Bref, je m’égare un peu, Kalinka ne s’aime pas et a une vision de la gente masculine des plus négatives. C’est pourquoi quand elle rencontre Harrison, elle voit déjà une entourloupe, du style : Tu te fiches de moi, mais ne t’en fais pas, je te vois venir, « p’tit con ».

Harrison est le genre de héros qui fait du bien. Il est loin d’être parfait avec un humour à raz la ceinture et vu par Kalinka, on a du mal au départ à bien le cerner. Pourtant, cet homme est une perle de patience. À tel point que par moment, on a envie de secouer Kalinka pour qu’elle arrête de se flageller. Leur histoire est belle, amusante et pleine de vérités vraies. Parce que, il faut quand même le dire, les hommes adorent les vraies rondeurs ! Sans doute pas tous, mais il y en a plus qu’on ne pourrait le penser (j’en ai un à la maison).
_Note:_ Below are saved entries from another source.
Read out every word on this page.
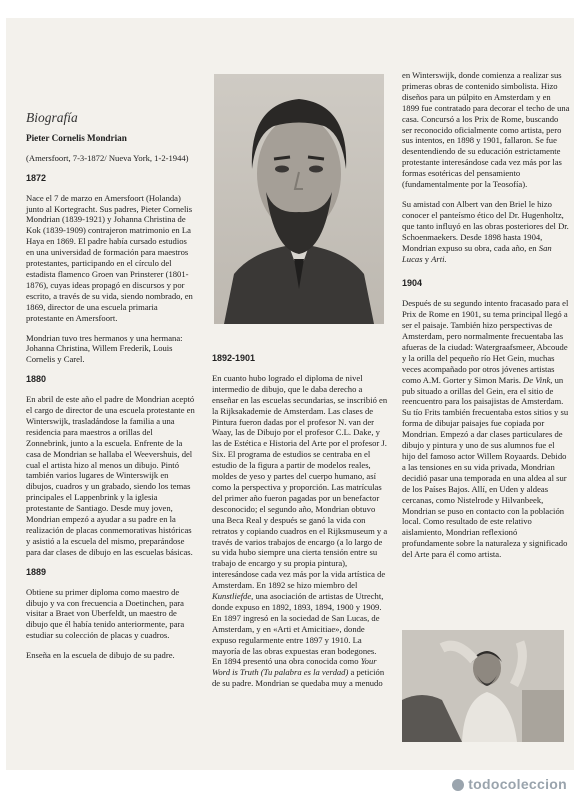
Biografía

Pieter Cornelis Mondrian

(Amersfoort, 7-3-1872/ Nueva York, 1-2-1944)

1872

Nace el 7 de marzo en Amersfoort (Holanda) junto al Kortegracht. Sus padres, Pieter Cornelis Mondrian (1839-1921) y Johanna Christina de Kok (1839-1909) contrajeron matrimonio en La Haya en 1869. El padre había cursado estudios en una universidad de formación para maestros protestantes, participando en el círculo del estadista flamenco Groen van Prinsterer (1801-1876), cuyas ideas propagó en discursos y por escrito, a través de su vida, siendo nombrado, en 1869, director de una escuela primaria protestante en Amersfoort.

Mondrian tuvo tres hermanos y una hermana: Johanna Christina, Willem Frederik, Louis Cornelis y Carel.

1880

En abril de este año el padre de Mondrian aceptó el cargo de director de una escuela protestante en Winterswijk, trasladándose la familia a una residencia para maestros a orillas del Zonnebrink, junto a la escuela. Enfrente de la casa de Mondrian se hallaba el Weevershuis, del cual el artista hizo al menos un dibujo. Pintó también varios lugares de Winterswijk en dibujos, cuadros y un grabado, siendo los temas principales el Lappenbrink y la iglesia protestante de Santiago. Desde muy joven, Mondrian empezó a ayudar a su padre en la realización de placas conmemorativas históricas y asistió a la escuela del mismo, preparándose para dar clases de dibujo en las escuelas básicas.

1889

Obtiene su primer diploma como maestro de dibujo y va con frecuencia a Doetinchen, para visitar a Braet von Uberfeldt, un maestro de dibujo que él había tenido anteriormente, para estudiar su colección de placas y cuadros.

Enseña en la escuela de dibujo de su padre.

1892-1901

En cuanto hubo logrado el diploma de nivel intermedio de dibujo, que le daba derecho a enseñar en las escuelas secundarias, se inscribió en la Rijksakademie de Amsterdam. Las clases de Pintura fueron dadas por el profesor N. van der Waay, las de Dibujo por el profesor C.L. Dake, y las de Estética e Historia del Arte por el profesor J. Six. El programa de estudios se centraba en el estudio de la figura a partir de modelos reales, moldes de yeso y partes del cuerpo humano, así como la perspectiva y proporción. Las matrículas del primer año fueron pagadas por un benefactor desconocido; el segundo año, Mondrian obtuvo una Beca Real y después se ganó la vida con retratos y copiando cuadros en el Rijksmuseum y a través de varios trabajos de encargo (a lo largo de su vida hubo siempre una cierta tensión entre su trabajo de encargo y su propia pintura), interesándose cada vez más por la vida artística de Amsterdam. En 1892 se hizo miembro del Kunstliefde, una asociación de artistas de Utrecht, donde expuso en 1892, 1893, 1894, 1900 y 1909. En 1897 ingresó en la sociedad de San Lucas, de Amsterdam, y en «Arti et Amicitiae», donde expuso regularmente entre 1897 y 1910. La mayoría de las obras expuestas eran bodegones. En 1894 presentó una obra conocida como Your Word is Truth (Tu palabra es la verdad) a petición de su padre. Mondrian se quedaba muy a menudo

en Winterswijk, donde comienza a realizar sus primeras obras de contenido simbolista. Hizo diseños para un púlpito en Amsterdam y en 1899 fue contratado para decorar el techo de una casa. Concursó a los Prix de Rome, buscando ser reconocido oficialmente como artista, pero sus intentos, en 1898 y 1901, fallaron. Se fue desentendiendo de su educación estrictamente protestante interesándose cada vez más por las formas esotéricas del pensamiento (fundamentalmente por la Teosofía).

Su amistad con Albert van den Briel le hizo conocer el panteísmo ético del Dr. Hugenholtz, que tanto influyó en las obras posteriores del Dr. Schoenmaekers. Desde 1898 hasta 1904, Mondrian expuso su obra, cada año, en San Lucas y Arti.

1904

Después de su segundo intento fracasado para el Prix de Rome en 1901, su tema principal llegó a ser el paisaje. También hizo perspectivas de Amsterdam, pero normalmente frecuentaba las afueras de la ciudad: Watergraafsmeer, Abcoude y la orilla del pequeño río Het Gein, muchas veces acompañado por otros jóvenes artistas como A.M. Gorter y Simon Maris. De Vink, un pub situado a orillas del Gein, era el sitio de reencuentro para los paisajistas de Amsterdam. Su tío Frits también frecuentaba estos sitios y su forma de dibujar paisajes fue copiada por Mondrian. Empezó a dar clases particulares de dibujo y pintura y uno de sus alumnos fue el hijo del famoso actor Willem Royaards. Debido a las tensiones en su vida privada, Mondrian decidió pasar una temporada en una aldea al sur de los Países Bajos. Allí, en Uden y aldeas cercanas, como Nistelrode y Hilvanbeek, Mondrian se puso en contacto con la población local. Como resultado de este relativo aislamiento, Mondrian reflexionó profundamente sobre la naturaleza y significado del Arte para él como artista.

todocoleccion
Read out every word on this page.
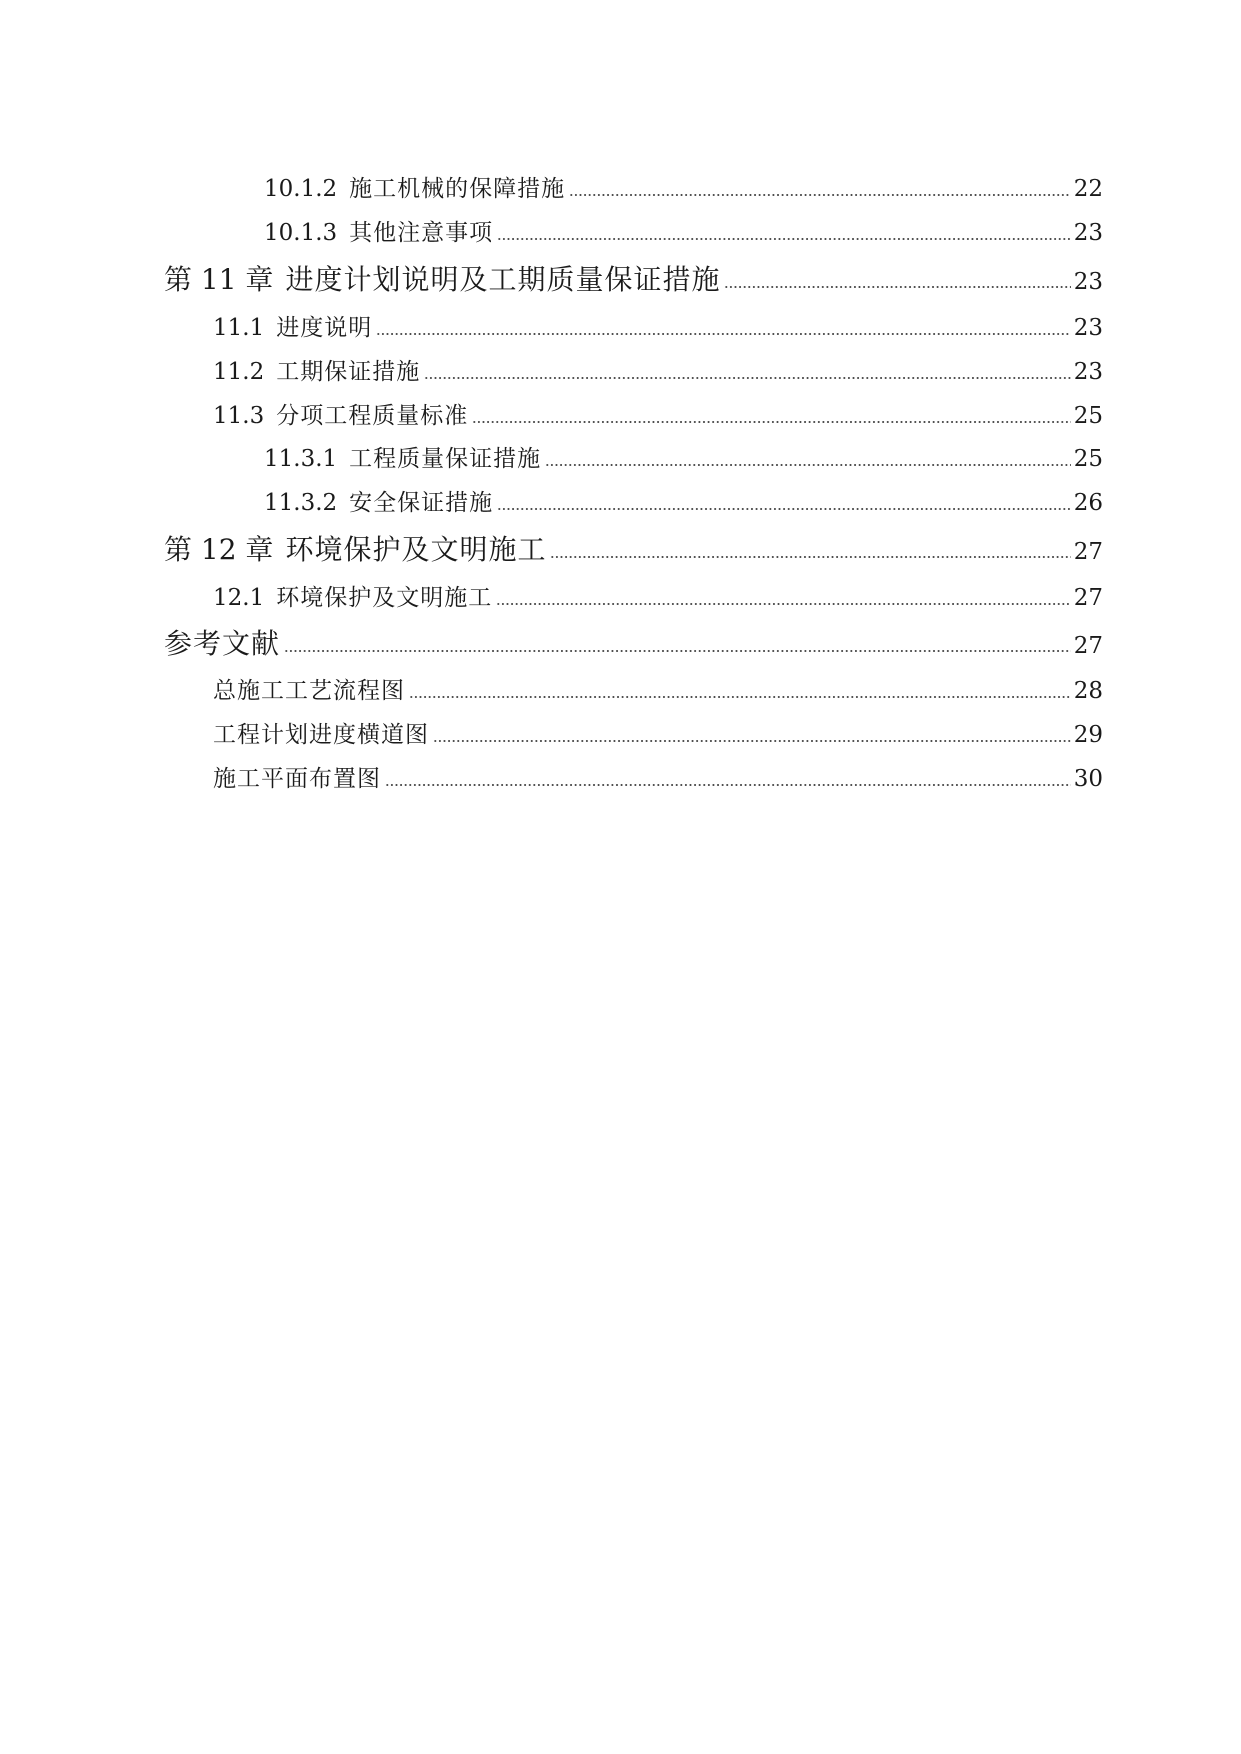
10.1.2 施工机械的保障措施	22
10.1.3 其他注意事项	23
第 11 章 进度计划说明及工期质量保证措施	23
11.1 进度说明	23
11.2 工期保证措施	23
11.3 分项工程质量标准	25
11.3.1 工程质量保证措施	25
11.3.2 安全保证措施	26
第 12 章 环境保护及文明施工	27
12.1 环境保护及文明施工	27
参考文献	27
总施工工艺流程图	28
工程计划进度横道图	29
施工平面布置图	30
Et puis derrière ce début de romance en dents de scie, il y a la vie de la jeune femme qui n’est pas toujours rose avec une mère aussi froide que la glace du Pôle Sud et une sœur détestable à souhait. Derrière le physique, derrière les brimades et les moqueries, il y a un vrai mal-être dans la famille de notre héroïne.

Kalinka est aussi attachante qu’agaçante, une véritable attachiante qui va mener la vie dure à Harrison.

J’ai littéralement dévoré cette histoire, j’ai ri, j’ai été émue et la fin m’a encore plus conquise de par son réalisme.

Une lecture vraiment magique qui vous amènera le sourire, car Kalinka a toute d’une Bridget Jones puissance mille. Aussi volubile que maladroite avec un caractère bien trempé (et de merde, autant appeler un chat, un chat), elle a tendance à mettre les pieds dans le plat et puis, j’ai adoré l’allusion au vieux pull de noël avec son renne.

Une fois de plus, j’ai été conquise par la plume exceptionnelle de MaryRahge, sa manière de nous conter des histoires qui, de simples et banales, voire atypiques, finissent par être merveilleuses. J’ai adoré Kalinka et Harrison et je pense que c’est le genre de livre que je relirai pour le plaisir.